[oclug] Re: word processing

Adrian Irving-Beer wisq-oclug at wisq.net
Thu Nov 18 11:56:25 EST 2004


On Wed, Nov 17, 2004 at 07:27:18AM -0500, Mark Harrison wrote:

> .... would you consider that a reasonable position :-)

No, I agree that one-timers aren't the best comparison point.

I tend to spend a lot of time on the command line with no editor
running.  pico was faster to load on a 486, but Emacs had indenting
and better search and replace features (including regex S&R).  That's
about all I used until I finally decided to learn about CVS
integration, IDE stuff, etc.

vi wasn't an option because I didn't have a clue how to use it.  My
literacy level was one command (':q') to get the heck out.
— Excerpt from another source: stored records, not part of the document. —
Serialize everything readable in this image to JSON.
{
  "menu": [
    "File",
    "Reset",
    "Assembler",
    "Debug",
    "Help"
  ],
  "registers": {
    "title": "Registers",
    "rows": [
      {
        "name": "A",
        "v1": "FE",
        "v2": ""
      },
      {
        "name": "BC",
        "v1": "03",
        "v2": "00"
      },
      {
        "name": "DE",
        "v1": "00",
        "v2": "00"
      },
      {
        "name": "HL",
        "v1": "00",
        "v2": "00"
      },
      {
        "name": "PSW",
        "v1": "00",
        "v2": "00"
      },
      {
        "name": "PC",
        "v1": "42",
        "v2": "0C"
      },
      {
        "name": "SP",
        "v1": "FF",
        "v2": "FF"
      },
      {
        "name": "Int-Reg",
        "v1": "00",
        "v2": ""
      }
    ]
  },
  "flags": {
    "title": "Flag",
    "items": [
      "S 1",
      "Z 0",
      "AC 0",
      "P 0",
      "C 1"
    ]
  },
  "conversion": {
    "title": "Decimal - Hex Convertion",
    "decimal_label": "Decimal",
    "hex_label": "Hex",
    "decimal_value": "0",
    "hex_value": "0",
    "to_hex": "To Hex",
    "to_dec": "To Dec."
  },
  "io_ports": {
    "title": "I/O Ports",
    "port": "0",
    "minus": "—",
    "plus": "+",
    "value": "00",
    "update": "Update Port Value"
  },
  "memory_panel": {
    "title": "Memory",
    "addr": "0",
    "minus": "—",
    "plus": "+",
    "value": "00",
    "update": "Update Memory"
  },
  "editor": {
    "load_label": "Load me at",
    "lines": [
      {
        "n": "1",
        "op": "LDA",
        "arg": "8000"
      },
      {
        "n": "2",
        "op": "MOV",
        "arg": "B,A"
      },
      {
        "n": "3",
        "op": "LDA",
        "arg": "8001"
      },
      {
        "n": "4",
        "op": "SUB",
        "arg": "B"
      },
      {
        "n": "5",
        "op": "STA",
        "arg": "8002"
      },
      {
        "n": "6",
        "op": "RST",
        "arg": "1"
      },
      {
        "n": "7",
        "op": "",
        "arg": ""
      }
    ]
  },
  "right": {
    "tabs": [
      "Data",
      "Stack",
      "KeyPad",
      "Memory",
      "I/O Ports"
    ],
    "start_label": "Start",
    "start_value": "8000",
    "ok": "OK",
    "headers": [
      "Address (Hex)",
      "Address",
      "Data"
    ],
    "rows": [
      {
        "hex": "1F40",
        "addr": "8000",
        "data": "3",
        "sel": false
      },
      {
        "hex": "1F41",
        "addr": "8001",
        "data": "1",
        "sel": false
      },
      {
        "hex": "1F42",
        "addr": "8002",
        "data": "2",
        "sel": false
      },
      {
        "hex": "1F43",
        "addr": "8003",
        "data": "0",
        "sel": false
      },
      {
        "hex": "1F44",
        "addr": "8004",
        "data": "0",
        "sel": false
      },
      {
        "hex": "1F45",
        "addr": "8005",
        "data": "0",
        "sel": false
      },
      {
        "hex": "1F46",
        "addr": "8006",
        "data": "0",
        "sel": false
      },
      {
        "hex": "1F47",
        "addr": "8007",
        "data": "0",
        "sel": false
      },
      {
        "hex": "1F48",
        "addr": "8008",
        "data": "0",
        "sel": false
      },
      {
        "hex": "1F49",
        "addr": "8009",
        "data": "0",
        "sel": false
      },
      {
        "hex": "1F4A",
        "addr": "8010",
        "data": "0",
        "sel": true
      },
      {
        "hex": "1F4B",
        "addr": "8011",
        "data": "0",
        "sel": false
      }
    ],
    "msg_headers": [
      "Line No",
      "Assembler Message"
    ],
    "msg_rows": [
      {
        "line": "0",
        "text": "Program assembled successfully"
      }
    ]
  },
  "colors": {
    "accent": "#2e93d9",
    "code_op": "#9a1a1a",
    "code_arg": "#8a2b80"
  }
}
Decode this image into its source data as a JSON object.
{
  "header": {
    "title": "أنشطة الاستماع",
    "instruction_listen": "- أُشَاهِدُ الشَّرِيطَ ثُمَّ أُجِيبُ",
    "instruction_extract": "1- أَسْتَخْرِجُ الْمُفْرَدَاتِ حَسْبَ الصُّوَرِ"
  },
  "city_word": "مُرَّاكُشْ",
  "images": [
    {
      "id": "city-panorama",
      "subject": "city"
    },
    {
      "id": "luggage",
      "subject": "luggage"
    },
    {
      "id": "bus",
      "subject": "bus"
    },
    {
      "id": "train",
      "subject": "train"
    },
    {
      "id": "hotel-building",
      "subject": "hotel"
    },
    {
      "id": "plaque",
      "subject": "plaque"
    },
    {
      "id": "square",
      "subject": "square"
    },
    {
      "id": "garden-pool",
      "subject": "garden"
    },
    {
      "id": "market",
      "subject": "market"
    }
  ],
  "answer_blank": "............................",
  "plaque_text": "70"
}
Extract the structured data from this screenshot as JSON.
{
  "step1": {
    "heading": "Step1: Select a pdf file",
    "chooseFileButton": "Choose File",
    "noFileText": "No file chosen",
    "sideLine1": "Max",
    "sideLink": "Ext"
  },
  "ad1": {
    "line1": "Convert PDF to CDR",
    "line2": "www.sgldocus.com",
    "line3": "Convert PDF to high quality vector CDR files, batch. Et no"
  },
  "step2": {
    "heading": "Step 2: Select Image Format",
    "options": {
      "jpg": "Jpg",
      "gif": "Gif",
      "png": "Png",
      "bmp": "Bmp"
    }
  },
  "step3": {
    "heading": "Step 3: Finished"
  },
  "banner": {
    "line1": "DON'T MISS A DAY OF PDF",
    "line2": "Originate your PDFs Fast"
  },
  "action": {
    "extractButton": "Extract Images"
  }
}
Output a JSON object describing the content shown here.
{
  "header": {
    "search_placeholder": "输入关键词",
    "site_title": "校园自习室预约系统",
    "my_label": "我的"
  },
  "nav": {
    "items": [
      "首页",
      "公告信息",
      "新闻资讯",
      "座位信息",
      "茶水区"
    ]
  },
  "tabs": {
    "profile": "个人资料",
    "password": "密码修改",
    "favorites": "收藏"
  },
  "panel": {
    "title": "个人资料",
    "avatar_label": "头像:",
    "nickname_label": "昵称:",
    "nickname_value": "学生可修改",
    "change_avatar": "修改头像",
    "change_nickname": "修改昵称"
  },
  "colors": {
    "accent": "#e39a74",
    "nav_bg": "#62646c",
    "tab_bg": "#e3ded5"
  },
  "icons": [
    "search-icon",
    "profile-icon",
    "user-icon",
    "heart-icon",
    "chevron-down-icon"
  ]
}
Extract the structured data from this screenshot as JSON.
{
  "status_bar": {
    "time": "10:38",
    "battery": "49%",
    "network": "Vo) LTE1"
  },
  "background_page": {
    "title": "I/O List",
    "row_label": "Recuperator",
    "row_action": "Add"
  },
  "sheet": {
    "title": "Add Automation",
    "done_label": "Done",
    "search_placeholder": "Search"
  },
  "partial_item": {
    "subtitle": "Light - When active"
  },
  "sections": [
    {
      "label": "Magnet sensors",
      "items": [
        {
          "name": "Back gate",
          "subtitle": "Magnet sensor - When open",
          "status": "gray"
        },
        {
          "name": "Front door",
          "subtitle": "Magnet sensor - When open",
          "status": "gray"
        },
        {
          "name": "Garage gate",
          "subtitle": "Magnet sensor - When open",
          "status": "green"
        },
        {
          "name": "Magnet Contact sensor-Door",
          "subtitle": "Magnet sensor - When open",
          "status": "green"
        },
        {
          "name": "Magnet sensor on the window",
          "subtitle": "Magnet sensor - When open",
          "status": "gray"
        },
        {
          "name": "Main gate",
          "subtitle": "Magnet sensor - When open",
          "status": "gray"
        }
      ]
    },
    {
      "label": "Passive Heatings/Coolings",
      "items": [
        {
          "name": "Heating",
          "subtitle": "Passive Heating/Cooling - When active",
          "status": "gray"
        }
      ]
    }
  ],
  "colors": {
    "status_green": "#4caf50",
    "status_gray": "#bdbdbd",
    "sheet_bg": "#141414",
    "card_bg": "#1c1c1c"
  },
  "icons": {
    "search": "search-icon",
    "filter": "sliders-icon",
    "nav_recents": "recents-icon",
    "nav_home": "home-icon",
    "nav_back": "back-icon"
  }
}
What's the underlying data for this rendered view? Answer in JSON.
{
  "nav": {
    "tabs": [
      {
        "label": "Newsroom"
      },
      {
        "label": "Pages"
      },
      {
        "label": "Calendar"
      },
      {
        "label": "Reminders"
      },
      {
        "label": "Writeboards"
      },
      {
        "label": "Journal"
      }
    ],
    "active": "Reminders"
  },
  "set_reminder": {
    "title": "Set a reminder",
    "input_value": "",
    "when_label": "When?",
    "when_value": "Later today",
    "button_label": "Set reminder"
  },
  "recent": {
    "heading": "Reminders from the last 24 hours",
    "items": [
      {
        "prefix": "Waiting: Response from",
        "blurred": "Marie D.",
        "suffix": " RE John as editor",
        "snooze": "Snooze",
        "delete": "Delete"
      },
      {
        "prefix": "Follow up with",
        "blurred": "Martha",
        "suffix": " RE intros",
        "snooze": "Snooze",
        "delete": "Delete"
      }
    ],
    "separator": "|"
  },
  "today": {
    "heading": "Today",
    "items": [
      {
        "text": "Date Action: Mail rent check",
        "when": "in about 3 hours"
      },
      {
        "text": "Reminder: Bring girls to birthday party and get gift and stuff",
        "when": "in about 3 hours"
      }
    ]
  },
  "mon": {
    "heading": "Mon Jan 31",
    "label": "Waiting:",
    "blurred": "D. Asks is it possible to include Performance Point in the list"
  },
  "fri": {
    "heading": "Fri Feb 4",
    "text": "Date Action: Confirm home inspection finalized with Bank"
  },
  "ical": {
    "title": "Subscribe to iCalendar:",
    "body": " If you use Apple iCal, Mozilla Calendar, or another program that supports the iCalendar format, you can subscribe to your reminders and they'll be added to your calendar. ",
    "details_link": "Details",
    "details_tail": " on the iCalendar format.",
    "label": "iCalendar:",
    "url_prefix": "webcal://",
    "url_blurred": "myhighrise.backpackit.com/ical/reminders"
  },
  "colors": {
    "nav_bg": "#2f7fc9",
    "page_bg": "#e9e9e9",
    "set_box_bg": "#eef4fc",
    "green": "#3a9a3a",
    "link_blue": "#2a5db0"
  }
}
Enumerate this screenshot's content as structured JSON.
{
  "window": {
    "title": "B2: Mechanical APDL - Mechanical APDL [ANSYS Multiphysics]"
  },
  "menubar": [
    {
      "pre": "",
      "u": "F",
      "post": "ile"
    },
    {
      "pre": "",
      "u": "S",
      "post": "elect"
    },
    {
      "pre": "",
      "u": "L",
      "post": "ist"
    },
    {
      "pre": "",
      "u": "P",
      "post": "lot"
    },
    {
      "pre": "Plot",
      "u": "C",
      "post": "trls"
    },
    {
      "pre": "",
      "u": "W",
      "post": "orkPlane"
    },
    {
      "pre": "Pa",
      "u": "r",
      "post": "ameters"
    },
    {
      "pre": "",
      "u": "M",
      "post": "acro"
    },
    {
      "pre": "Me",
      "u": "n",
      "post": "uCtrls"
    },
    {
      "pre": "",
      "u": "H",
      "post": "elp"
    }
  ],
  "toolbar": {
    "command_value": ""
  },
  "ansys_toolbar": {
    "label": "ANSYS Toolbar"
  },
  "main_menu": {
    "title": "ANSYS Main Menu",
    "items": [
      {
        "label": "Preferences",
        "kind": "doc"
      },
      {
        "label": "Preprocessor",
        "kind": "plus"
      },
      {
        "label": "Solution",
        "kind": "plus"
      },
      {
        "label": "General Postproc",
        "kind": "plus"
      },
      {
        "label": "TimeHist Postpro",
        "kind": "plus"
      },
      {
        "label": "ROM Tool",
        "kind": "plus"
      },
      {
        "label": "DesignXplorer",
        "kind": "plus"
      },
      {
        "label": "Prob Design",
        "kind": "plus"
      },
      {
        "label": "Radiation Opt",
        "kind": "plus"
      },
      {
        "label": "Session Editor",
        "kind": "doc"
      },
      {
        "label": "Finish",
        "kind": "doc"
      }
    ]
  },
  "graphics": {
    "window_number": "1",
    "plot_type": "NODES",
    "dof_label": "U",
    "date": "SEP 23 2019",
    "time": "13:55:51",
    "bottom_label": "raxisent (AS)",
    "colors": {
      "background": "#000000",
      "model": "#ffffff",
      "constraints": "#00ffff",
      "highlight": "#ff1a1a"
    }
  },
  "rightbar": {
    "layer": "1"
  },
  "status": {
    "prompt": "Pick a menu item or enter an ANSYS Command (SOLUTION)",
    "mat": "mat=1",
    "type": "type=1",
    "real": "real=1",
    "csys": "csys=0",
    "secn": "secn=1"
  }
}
Years later, I'm super-comfortable with regexes and s// notation (yay
Perl), I'm used to powerful esoteric tools, I have time for extensive
customisation, and I have money to buy things to help me work better
to earn more money.  I say to myself, people must use vi for a
reason, right?  So I buy a book, read how to use it, try it out, and
fall in love.

The exact same story has happened many other times -- C to Perl, bash
to zsh, CVS to arch, pine to mutt, etc.  And each time, after the break-
in period, it seems odd that I got anything done with the old tool.

For me, this is strong evidence that I have a certain mindset, certain
tools match that mindset, and using other tools with a different
emphasis will never quite feel 'right'.

What I hate is when people don't respect that individuality -- they
believe that editing means one thing to everyone, and that therefore,
there must be One True Editor.  That's such an Windows-like mentality
that it's unbelievable these sorts of tool flamewars occur primarily
in free software.

> Comparing eMacs and Vi is like comparing PHP and C (in CGI). You can
> ultimately use either to write a dynamic web page, but they are
> utterly different tools good at doing different things.

Right.  You can compare individual parts of each application.  Not
vague ones like 'user interface'.  I'm talking super-specific
aspects, like 'out-of-the-box IDE integration', 'quality of free
available third party IDE tools', 'usefulness of low-keystroke
portion of commandset', 'degree of finger movement', 'verbosity of
on-line help', etc.

But the bottom line is, editing isn't an average of all those, it's a
weighted average.  For most categories, there's one clear winner, but
everyone puts different weights on each aspect.